When Free Is Actually Fine (No, Really)
I don't want to oversell the upgrade. There are real cases where Slack free is perfectly adequate:
- You're a 2–5 person team and decisions live somewhere else. If your team documents in Notion, Confluence, a shared doc — and Slack is just the layer on top for quick pings — you might never feel the 90-day limit.
- You're in your first three months. The history wall doesn't exist yet. Use that runway.
- You're already deep in Google Workspace or Microsoft 365. Switching to Google Chat or Teams (bundled in your existing subscription) might make more financial sense than upgrading Slack.
- 10 integrations genuinely covers you. If you're running lean and your tool stack is small, the free integration limit isn't a problem.
The math is worth doing: Slack Pro costs $7.25/user/month on annual billing (or $8.75/month if you pay monthly). A 5-person team pays roughly $36/month or $435/year. That's not pocket change. If the free plan honestly works for your workflow, there's no reason to upgrade yet.
FAQ
Does Slack actually delete my messages on the free plan?
Yes — eventually. On the free plan, messages older than 90 days disappear from search. Since August 26, 2024, Slack also permanently deletes messages and files older than one year from free workspaces. They're not just hidden; they're gone.
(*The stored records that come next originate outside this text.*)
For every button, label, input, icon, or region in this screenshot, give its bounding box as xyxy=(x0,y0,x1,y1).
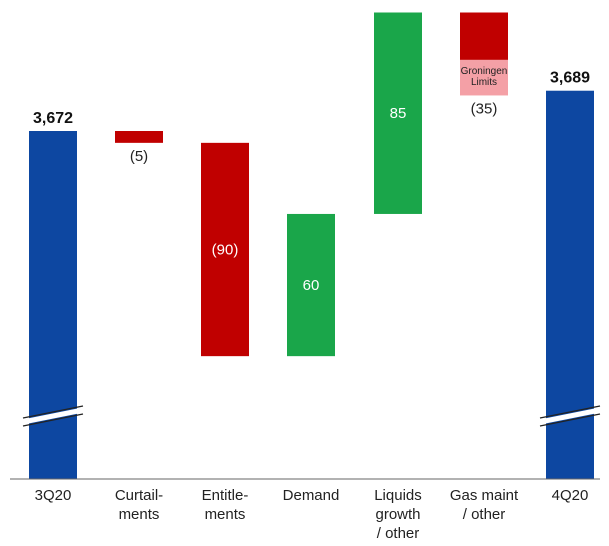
delta-bar-segment xyxy=(460,12,508,60)
data-label: 60 xyxy=(303,277,320,294)
category-label: Curtail- xyxy=(115,487,163,504)
data-label: 85 xyxy=(390,105,407,122)
axis-break-line xyxy=(22,413,84,427)
delta-bar xyxy=(115,131,163,143)
category-label: ments xyxy=(205,506,246,523)
delta-bar xyxy=(201,142,249,357)
axis-break-line xyxy=(539,405,601,419)
category-label: growth xyxy=(375,506,420,523)
delta-bar-segment xyxy=(460,59,508,96)
category-labels: 3Q20 Curtail-ments Entitle-ments Demand Liqu… xyxy=(35,487,589,542)
category-label: / other xyxy=(377,525,420,542)
total-bar xyxy=(29,131,77,479)
category-label: 3Q20 xyxy=(35,487,72,504)
category-label: Demand xyxy=(283,487,340,504)
bars-layer xyxy=(22,12,601,480)
axis-break-gap xyxy=(539,407,601,425)
data-label: 3,689 xyxy=(550,70,590,87)
category-label: ments xyxy=(119,506,160,523)
category-label: Gas maint xyxy=(450,487,519,504)
category-label: / other xyxy=(463,506,506,523)
axis-break-line xyxy=(539,413,601,427)
axis-break-line xyxy=(22,405,84,419)
data-label: (5) xyxy=(130,148,148,165)
axis-break-gap xyxy=(22,407,84,425)
segment-label: Limits xyxy=(471,77,497,88)
delta-bar xyxy=(287,213,335,357)
segment-label: Groningen xyxy=(461,66,508,77)
category-label: Entitle- xyxy=(202,487,249,504)
data-label: (90) xyxy=(212,242,239,259)
data-label: (35) xyxy=(471,100,498,117)
delta-bar xyxy=(374,12,422,214)
category-label: 4Q20 xyxy=(552,487,589,504)
data-label: 3,672 xyxy=(33,110,73,127)
category-label: Liquids xyxy=(374,487,422,504)
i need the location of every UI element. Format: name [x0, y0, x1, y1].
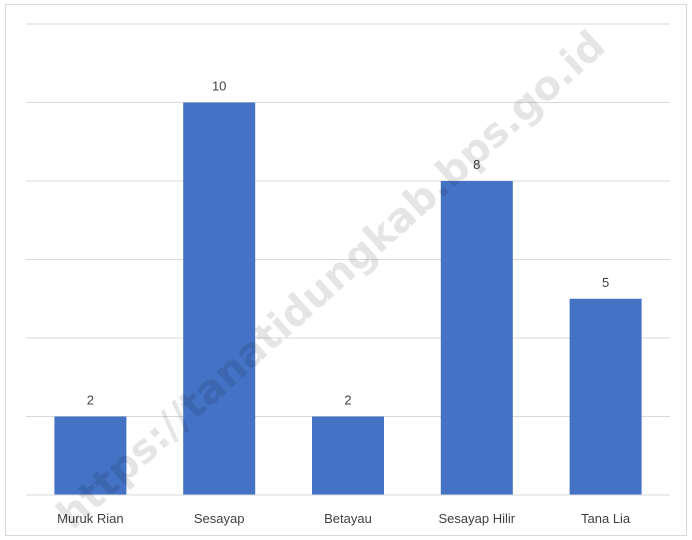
data-label: 2	[344, 393, 351, 408]
bar	[54, 416, 127, 495]
x-tick-label: Tana Lia	[581, 511, 631, 526]
bar	[440, 181, 513, 495]
data-labels: 2 10 2 8 5	[87, 79, 609, 408]
bar	[312, 416, 384, 495]
bar	[569, 298, 642, 495]
bars	[54, 102, 642, 495]
bar	[183, 102, 256, 495]
gridlines	[26, 23, 670, 417]
data-label: 10	[212, 79, 226, 94]
data-label: 8	[473, 157, 480, 172]
x-tick-label: Betayau	[324, 511, 372, 526]
data-label: 5	[602, 275, 609, 290]
x-axis: Muruk Rian Sesayap Betayau Sesayap Hilir Tan…	[26, 494, 670, 526]
x-tick-label: Muruk Rian	[57, 511, 123, 526]
x-tick-label: Sesayap Hilir	[439, 511, 516, 526]
data-label: 2	[87, 393, 94, 408]
x-tick-label: Sesayap	[194, 511, 245, 526]
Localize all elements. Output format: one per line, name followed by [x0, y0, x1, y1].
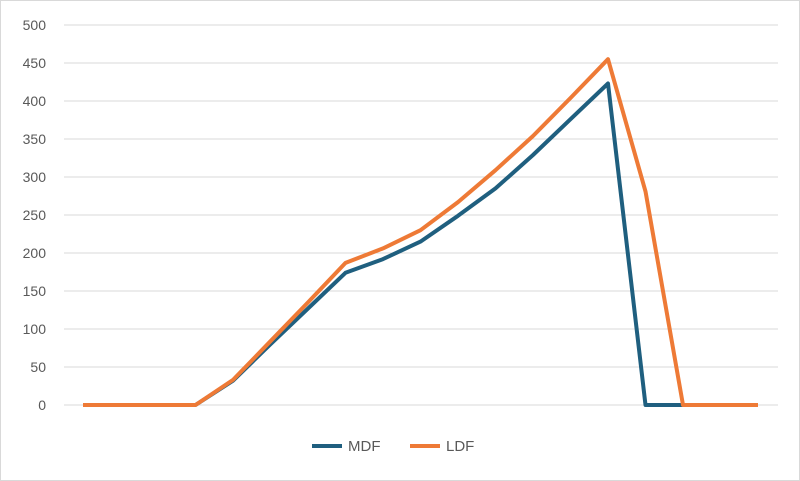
- y-tick-label: 50: [30, 359, 46, 375]
- y-tick-label: 200: [23, 245, 47, 261]
- series-line-ldf: [83, 57, 758, 407]
- y-tick-label: 0: [38, 397, 46, 413]
- y-tick-label: 150: [23, 283, 47, 299]
- y-tick-label: 250: [23, 207, 47, 223]
- y-tick-label: 400: [23, 93, 47, 109]
- y-tick-label: 300: [23, 169, 47, 185]
- legend: MDF LDF: [312, 438, 474, 455]
- y-tick-label: 350: [23, 131, 47, 147]
- gridlines: [64, 24, 778, 406]
- y-axis-tick-labels: 0 50 100 150 200 250 300 350 400 450 500: [23, 17, 47, 413]
- y-tick-label: 100: [23, 321, 47, 337]
- y-tick-label: 500: [23, 17, 47, 33]
- y-tick-label: 450: [23, 55, 47, 71]
- series-lines: [83, 57, 758, 407]
- legend-label-ldf: LDF: [446, 438, 474, 455]
- legend-label-mdf: MDF: [348, 438, 381, 455]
Is Microsoft Teams really free for a small business?
The basic Teams free plan exists, but it's designed for individuals rather than organizations. For full business features — admin controls, meeting recordings, more storage — you'd need Microsoft 365 Business Basic at $6/user/month, which bundles Teams with Outlook, Word, and Excel.
How many people can use Slack free?
There's no user cap on the free plan. Unlimited people can join a free workspace. The limits are on features — message history, app integrations, and video calls — not headcount.
What's the cheapest way to get unlimited Slack history?
Slack Pro at $7.25/user/month (annual billing) removes the message history limit entirely. For a 2–3 person team, that's roughly $14–22/month total — less than most streaming subscriptions.
Are there free Slack alternatives with unlimited message history?
Yes. Discord is popular with developer and creative teams. Google Chat is free with any Google account. Mattermost is open-source and self-hostable. They're not identical to Slack, but if history is your main concern and budget is tight, they're worth knowing about.
So — Is the Free Plan Actually Enough?
For the first few months of a small team? Probably yes. For a team that uses Slack as a quick-comm layer while keeping real records elsewhere? Also yes. But the moment Slack quietly becomes the place where decisions live — where people search for "what did we agree on" — the 90-day wall turns from a distant fine print into a daily frustration.
If you've hit any of the five warning signs above, Slack Pro at $7.25/user/month is a reasonable move for what it unlocks. If you haven't hit those signs yet, you've got nothing to upgrade for. The free plan is a genuinely good product; it's just designed for a team that knows its limits.
Prices and features reflect publicly available information as of June 2026 and may change — always check Slack's official pricing page before making a decision.